Agricultural colonies in Argentina were a demographically and economically important part of the evolution of the country. The Argentine government, faced with large areas of fertile land that were unpopulated or settled by aboriginal tribes (unassimilated and considered undesirable for progress), encouraged European immigration, welcoming settling agreements with countries, regions and associations abroad.

Starting in 1853, President Justo José de Urquiza encouraged the establishment of agricultural colonies in the Littoral region (western Mesopotamia and north-eastern Pampas, the area of influence of the Paraná and Uruguay rivers). The national government signed a contract with an agency led by entrepreneur Aarón Castellanos.

The first immigrants brought by this colonization contract arrived in Rosario, Santa Fe, on March 24, 1854. The first formally organized agricultural colony was Esperanza, Santa Fe, formed by 200 families from Switzerland, Germany, France, Italy, Belgium and Luxembourg who arrived during January and February 1856.

The production potential of these colonies can be measured by the fact that, in 1874, Argentina had to import wheat, while by 1880 the agricultural colonies were enough to supply the country's internal needs, and at the end of the 19th century Argentina became a major exporter.

==Jewish migration==
Many other immigrants were Jews, fleeing pogroms in Europe and sponsored by Maurice de Hirsch's Jewish Colonization Association; they were later termed "Jewish gauchos".

Starting in 1880, Argentine governments had a policy of massive immigration, and the liberal tendencies of the Roca administration were instrumental in making Jews fleeing pogroms in Europe feel welcome. The first such Jewish colony was Moïseville (now the village of Moisés Ville, Santa Fe).

In the 1880s and 1890s, France's Baron Maurice de Hirsch organized a campaign to relocate two-thirds of Jews in the Russian Empire. Argentina was publicized as a destination for Jews: Alberto Gerchunoff, a Russian Jew who migrated to Argentina, recalled seeing print articles about the Jewish migration to Argentina in Tulchin, Russia, in 1889. In 1891, Hirsch established the Jewish Colonization Association to coordinate the purchase of land to accommodate Jewish migrants (see Jewish gauchos).
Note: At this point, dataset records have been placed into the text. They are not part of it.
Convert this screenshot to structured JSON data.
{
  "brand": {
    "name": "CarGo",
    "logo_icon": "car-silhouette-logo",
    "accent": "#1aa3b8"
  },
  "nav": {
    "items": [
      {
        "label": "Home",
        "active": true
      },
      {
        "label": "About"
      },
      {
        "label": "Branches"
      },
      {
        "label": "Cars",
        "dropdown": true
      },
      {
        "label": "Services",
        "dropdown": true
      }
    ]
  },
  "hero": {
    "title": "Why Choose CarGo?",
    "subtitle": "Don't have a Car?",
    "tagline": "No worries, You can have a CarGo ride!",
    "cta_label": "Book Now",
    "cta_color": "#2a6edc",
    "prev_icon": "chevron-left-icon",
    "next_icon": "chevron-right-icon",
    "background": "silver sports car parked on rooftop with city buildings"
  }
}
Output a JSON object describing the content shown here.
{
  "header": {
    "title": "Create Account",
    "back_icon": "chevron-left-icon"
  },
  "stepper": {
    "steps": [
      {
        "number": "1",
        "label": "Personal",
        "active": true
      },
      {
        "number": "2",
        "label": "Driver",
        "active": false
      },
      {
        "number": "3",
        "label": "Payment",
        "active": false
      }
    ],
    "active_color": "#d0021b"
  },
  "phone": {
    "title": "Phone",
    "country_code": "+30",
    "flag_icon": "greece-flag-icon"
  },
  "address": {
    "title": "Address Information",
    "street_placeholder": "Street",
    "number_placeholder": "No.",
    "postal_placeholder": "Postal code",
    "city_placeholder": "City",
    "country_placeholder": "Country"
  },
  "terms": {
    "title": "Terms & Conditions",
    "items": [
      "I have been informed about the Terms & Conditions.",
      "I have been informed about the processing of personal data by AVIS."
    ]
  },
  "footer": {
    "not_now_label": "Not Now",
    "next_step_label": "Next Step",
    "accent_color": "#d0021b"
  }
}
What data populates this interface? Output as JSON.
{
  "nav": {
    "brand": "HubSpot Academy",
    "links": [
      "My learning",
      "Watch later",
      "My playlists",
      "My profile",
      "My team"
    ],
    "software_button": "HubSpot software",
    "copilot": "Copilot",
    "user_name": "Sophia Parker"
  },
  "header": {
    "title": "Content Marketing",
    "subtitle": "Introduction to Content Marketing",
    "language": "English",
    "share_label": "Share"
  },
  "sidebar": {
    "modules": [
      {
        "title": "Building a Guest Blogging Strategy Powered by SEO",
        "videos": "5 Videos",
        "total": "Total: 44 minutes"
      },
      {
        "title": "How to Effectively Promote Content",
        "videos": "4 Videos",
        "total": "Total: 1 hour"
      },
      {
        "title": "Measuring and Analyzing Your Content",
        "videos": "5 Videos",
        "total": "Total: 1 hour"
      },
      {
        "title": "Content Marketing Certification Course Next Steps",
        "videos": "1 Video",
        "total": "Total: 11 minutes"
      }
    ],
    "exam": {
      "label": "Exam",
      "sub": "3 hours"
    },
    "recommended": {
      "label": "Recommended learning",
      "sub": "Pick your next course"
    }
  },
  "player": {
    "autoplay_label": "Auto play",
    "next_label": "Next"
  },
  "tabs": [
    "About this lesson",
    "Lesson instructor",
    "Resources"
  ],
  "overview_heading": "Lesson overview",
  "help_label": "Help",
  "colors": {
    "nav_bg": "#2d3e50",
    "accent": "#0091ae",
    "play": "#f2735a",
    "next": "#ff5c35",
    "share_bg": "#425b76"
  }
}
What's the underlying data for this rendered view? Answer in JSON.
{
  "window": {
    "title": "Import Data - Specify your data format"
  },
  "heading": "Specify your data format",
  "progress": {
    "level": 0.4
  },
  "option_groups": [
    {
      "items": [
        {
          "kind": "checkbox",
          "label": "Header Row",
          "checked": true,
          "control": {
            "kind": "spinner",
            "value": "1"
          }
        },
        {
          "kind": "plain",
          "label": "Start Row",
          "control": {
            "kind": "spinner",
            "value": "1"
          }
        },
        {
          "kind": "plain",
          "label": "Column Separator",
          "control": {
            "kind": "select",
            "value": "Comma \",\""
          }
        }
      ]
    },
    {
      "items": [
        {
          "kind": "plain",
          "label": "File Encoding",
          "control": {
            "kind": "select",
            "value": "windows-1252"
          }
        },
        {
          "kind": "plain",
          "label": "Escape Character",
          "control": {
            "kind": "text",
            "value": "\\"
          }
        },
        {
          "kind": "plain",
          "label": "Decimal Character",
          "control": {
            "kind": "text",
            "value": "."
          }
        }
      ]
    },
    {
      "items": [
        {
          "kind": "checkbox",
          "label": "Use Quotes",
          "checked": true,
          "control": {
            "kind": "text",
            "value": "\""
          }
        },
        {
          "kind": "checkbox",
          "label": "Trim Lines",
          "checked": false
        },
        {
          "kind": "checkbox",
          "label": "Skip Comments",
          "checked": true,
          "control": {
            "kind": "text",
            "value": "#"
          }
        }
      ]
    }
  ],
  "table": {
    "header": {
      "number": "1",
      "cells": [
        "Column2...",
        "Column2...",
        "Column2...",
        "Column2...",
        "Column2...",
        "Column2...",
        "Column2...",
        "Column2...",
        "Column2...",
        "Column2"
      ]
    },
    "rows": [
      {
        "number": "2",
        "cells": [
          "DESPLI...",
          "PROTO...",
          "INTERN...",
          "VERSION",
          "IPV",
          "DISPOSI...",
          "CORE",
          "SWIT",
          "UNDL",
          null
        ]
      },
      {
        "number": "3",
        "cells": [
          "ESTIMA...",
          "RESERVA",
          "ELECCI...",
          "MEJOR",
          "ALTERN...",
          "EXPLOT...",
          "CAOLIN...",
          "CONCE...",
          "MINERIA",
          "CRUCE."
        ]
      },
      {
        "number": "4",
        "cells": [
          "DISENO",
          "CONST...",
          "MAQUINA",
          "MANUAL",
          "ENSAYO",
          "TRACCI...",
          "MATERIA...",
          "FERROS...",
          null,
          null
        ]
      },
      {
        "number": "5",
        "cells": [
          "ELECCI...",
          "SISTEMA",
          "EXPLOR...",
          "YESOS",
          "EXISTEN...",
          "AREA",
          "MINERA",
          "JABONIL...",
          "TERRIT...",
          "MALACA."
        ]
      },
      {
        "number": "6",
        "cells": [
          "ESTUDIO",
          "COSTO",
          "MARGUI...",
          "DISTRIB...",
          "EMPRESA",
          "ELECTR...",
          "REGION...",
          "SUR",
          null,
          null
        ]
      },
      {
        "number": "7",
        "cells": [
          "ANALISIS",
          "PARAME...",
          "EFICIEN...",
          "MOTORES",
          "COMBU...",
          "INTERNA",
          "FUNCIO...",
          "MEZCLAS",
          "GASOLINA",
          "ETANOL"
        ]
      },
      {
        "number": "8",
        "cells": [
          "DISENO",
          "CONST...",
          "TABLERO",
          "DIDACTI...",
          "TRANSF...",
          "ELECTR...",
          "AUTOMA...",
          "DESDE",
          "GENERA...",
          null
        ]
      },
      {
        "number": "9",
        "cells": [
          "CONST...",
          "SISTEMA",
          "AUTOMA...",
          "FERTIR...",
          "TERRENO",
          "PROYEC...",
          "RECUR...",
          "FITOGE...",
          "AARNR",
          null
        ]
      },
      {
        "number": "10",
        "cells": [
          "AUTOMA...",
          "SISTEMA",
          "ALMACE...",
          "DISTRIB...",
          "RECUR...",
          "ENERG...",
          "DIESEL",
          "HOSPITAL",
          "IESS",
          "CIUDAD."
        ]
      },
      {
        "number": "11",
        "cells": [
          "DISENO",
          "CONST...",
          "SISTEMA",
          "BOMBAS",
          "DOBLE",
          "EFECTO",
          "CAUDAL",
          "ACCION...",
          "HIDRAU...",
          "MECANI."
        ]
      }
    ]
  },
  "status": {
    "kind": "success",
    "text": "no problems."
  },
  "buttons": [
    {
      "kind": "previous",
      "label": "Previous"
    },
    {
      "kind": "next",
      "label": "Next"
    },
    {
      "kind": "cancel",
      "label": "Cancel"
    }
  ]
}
The Jewish population in Argentina grew and prospered in the ensuing years (see History of the Jews in Argentina).

Leon Pinsker, in his book Autoemancipation (1882) and Theodor Herzl, in his book The Jewish State (Der Judenstaat), evaluated Argentina as a potential destination for the oppressed Jews of Eastern Europe.

Some sources maintain that Herzl proposed that the Argentina project be given priority over settlement in Palestine.

The Zionist records attest to the fact that Herzl did consider Argentina, as well as present-day Kenya, as alternatives to Palestine. Also, Israel Zangwill and his Jewish Territorialist Organization (ITO) split off from the main Zionist movement; the territorialists' aim was to establish a Jewish homeland wherever possible. The ITO never gained wide support and was dissolved in 1925, leaving Palestine as the sole focus of Zionist aspirations.